Most of my current research focuses on issues of privacy and data confidentiality. To an even greater extent than with other security issues, our scientific understanding of this area lags far behind the need for rigorous defensive strategies. I believe that in order to reason effectively about privacy in software systems, we need ways to characterize and limit adversarial uncertainty and inference. To address this, I am pursuing several threads related to this topic.
Privacy in machine-learning applications: Predictive models generated by machine learning methods are used extensively in modern applications. They allow analysts to refine complex data sources into succinct programs that produce valuable information about underlying trends and patterns. A large body of previous research examines the risks that arise when these data sources contain sensitive or proprietary information, and are leaked either in their original form or after "anonymization". Much less well-understood are the risks that arise when machine learning models trained over these data sources are made available through applications. Although recent frameworks like differential privacy have started to shed light on this issue, it is often unclear how the underlying mathematical guarantees offered by these frameworks impact specific, tangible privacy concerns in real applications. The goal of this work is to develop a precise characterization of this threat, so that we can identify troublesome applications before they are published, as well as understand how to design and apply countermeasures that prevent it.
Support for privacy-aware programming: Increasingly often, applications rely on detailed personal data collected from users---despite growing awareness among users and administrators of the risks involved with disclosing such information.
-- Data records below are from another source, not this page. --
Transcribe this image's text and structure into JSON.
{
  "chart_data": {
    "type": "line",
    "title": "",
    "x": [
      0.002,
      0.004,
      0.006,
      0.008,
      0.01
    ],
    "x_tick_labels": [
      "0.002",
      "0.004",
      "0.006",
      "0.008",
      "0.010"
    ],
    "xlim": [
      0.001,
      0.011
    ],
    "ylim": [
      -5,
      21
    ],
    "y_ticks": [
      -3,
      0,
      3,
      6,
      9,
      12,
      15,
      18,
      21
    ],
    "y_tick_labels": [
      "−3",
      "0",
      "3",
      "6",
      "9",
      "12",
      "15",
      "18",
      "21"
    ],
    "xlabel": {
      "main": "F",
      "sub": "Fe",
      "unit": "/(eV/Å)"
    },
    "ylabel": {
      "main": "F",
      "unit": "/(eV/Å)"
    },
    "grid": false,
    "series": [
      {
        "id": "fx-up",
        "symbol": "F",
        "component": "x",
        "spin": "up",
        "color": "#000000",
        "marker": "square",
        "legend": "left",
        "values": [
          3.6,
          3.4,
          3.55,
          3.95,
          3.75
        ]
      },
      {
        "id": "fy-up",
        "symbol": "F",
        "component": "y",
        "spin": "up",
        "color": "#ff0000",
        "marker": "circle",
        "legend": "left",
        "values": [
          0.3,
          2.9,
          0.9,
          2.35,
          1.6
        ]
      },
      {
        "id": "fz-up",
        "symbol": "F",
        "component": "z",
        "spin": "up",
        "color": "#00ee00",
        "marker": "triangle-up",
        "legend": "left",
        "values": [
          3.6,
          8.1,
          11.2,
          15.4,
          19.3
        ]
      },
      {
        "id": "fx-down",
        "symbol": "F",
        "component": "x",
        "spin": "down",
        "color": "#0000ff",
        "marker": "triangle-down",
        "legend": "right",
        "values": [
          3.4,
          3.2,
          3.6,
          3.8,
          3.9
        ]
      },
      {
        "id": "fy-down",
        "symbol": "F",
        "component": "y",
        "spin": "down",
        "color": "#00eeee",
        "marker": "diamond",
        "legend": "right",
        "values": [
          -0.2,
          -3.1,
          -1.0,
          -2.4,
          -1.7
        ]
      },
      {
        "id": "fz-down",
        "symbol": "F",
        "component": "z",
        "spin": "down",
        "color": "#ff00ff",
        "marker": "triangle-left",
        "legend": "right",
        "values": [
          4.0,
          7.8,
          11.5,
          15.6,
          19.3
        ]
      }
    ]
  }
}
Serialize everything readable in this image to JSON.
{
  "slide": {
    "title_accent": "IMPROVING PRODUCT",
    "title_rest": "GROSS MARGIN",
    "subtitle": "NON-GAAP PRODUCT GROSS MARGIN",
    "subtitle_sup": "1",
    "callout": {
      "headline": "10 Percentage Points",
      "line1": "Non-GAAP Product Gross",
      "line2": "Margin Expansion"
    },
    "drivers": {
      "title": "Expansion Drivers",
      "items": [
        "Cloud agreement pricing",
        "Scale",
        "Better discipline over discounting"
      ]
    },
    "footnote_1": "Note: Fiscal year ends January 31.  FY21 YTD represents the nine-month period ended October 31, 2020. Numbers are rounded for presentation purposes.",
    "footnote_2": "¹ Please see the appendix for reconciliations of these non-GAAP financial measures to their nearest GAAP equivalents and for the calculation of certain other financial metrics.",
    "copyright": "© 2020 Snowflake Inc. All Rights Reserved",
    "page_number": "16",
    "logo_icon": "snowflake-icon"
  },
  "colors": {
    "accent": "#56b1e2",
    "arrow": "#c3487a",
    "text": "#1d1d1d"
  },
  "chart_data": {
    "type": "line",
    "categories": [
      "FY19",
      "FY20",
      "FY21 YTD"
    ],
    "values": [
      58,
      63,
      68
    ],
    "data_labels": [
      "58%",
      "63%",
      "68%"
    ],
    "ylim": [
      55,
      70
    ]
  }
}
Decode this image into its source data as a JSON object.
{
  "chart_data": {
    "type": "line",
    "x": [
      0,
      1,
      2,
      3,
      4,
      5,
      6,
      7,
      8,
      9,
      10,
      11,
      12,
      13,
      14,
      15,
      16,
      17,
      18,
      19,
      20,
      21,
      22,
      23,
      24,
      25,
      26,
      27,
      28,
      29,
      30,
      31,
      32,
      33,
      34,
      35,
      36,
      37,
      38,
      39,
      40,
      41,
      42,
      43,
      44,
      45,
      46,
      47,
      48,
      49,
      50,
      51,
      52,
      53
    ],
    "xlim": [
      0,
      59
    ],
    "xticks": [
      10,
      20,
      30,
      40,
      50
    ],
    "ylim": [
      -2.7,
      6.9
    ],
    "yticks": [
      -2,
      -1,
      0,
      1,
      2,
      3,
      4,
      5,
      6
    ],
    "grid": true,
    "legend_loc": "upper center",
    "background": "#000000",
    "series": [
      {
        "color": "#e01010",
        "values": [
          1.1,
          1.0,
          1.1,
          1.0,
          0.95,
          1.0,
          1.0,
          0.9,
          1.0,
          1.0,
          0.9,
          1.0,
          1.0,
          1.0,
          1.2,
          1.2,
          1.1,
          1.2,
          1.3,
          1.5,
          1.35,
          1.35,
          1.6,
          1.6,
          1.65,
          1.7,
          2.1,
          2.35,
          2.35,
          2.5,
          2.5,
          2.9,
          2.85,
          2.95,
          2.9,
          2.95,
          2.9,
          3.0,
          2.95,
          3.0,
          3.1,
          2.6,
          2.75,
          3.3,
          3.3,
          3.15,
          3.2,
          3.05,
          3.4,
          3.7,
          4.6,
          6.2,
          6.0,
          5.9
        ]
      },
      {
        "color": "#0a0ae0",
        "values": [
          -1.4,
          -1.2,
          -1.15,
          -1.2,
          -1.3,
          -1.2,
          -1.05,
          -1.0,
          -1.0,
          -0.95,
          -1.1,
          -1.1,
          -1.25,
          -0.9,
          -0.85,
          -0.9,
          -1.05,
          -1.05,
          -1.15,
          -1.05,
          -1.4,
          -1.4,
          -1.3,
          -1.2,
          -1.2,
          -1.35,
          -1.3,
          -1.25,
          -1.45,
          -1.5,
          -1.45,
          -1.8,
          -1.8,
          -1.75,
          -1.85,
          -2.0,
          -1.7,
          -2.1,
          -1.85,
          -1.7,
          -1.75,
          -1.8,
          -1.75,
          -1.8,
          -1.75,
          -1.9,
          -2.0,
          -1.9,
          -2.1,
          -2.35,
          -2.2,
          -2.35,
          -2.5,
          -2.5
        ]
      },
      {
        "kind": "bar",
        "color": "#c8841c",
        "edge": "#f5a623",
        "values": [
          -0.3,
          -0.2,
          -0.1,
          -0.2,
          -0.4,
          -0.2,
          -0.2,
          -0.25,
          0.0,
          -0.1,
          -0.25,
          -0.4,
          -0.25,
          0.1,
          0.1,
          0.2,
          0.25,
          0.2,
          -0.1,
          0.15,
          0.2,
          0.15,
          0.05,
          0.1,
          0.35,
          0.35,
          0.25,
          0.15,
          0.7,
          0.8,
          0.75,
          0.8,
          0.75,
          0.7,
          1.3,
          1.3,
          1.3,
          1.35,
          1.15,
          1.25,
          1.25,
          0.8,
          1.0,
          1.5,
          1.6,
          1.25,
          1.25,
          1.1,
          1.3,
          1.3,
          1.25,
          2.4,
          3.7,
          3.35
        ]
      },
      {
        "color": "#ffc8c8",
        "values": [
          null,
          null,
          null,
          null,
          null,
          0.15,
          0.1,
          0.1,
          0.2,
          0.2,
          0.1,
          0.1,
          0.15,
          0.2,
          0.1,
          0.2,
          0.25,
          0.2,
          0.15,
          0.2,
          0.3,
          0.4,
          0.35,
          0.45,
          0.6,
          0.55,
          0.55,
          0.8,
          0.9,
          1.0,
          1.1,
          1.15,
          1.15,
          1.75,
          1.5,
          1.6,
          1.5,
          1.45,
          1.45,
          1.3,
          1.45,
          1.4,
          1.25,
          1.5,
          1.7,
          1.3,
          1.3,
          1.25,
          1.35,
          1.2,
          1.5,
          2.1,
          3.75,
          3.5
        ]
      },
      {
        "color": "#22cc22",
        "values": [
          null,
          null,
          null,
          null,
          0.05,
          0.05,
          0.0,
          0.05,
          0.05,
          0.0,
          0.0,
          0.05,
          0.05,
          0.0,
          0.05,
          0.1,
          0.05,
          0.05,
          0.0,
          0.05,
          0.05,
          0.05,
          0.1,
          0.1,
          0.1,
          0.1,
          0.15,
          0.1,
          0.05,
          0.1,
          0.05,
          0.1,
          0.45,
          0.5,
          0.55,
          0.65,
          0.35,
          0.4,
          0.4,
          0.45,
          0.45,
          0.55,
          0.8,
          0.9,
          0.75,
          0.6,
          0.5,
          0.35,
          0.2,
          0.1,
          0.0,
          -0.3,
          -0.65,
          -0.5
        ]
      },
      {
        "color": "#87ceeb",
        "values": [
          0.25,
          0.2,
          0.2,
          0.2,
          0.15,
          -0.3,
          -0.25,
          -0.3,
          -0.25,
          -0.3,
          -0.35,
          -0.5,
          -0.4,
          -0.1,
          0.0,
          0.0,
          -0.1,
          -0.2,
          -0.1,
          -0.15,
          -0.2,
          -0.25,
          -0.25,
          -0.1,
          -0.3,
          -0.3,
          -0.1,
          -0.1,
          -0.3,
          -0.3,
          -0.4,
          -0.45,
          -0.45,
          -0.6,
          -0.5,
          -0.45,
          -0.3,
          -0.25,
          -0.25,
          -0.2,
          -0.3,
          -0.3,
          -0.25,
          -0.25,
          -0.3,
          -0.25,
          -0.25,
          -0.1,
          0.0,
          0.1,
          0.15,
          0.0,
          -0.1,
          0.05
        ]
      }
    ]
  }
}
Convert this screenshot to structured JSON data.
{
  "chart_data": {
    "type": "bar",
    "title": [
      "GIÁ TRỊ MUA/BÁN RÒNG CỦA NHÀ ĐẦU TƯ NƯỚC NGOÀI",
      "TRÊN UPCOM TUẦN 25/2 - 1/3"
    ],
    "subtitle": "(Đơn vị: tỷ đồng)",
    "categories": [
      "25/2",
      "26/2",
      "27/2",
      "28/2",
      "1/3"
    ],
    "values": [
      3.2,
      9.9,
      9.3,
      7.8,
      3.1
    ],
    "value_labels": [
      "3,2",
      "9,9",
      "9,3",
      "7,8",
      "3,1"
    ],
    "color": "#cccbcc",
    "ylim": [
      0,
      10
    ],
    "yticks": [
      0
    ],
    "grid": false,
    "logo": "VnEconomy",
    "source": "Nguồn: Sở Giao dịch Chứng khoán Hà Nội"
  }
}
A number of theoretical frameworks have emerged that give precise notions of acceptable disclosure, allowing developers to provide personal data-driven functionality while still placing hard limits on the degree to which confidentiality could be breached. The main appeal of these frameworks is their ability to provide rigorous guarantees, but subtle implementation mistakes often obviate these guarantees in practice. The goal of this work is to develop formal methods and language-based techniques that allow those without domain expertise to write correct, privacy-aware programs. Central to my approach has been developing automated reasoning techniques for logics with counting. These logics allow us to reduce adversarial uncertainty of confidential state to a series of constrained counting problems that are amenable to formal methods. Making effective use of this reduction in large-scale program analysis is ongoing work.
Analysis of probabilistic programs: Probabilistic programming languages allow developers to specify generative models of probabilistic processes, and to condition these models on observed data. The "compiler" performs inference on the model specified in such a program, computing a posterior distribution over its parameters. By separating the task of model specification from inference, these languages make it possible for developers who lack domain expertise to exploit sophisticated statistical techniques in their applications. As such, they are often proposed as a promising approach to bring machine learning "to the masses". However, by forcing developers to write probabilistic assumptions and goals in a precise language with well-defined semantics, they also make it possible to reason formally about the properties embodied by their trained models. The goal of this work is to build analysis techniques that allow developers to make strong guarantees about the results of inference, and how they relate to security and privacy goals in machine learning applications.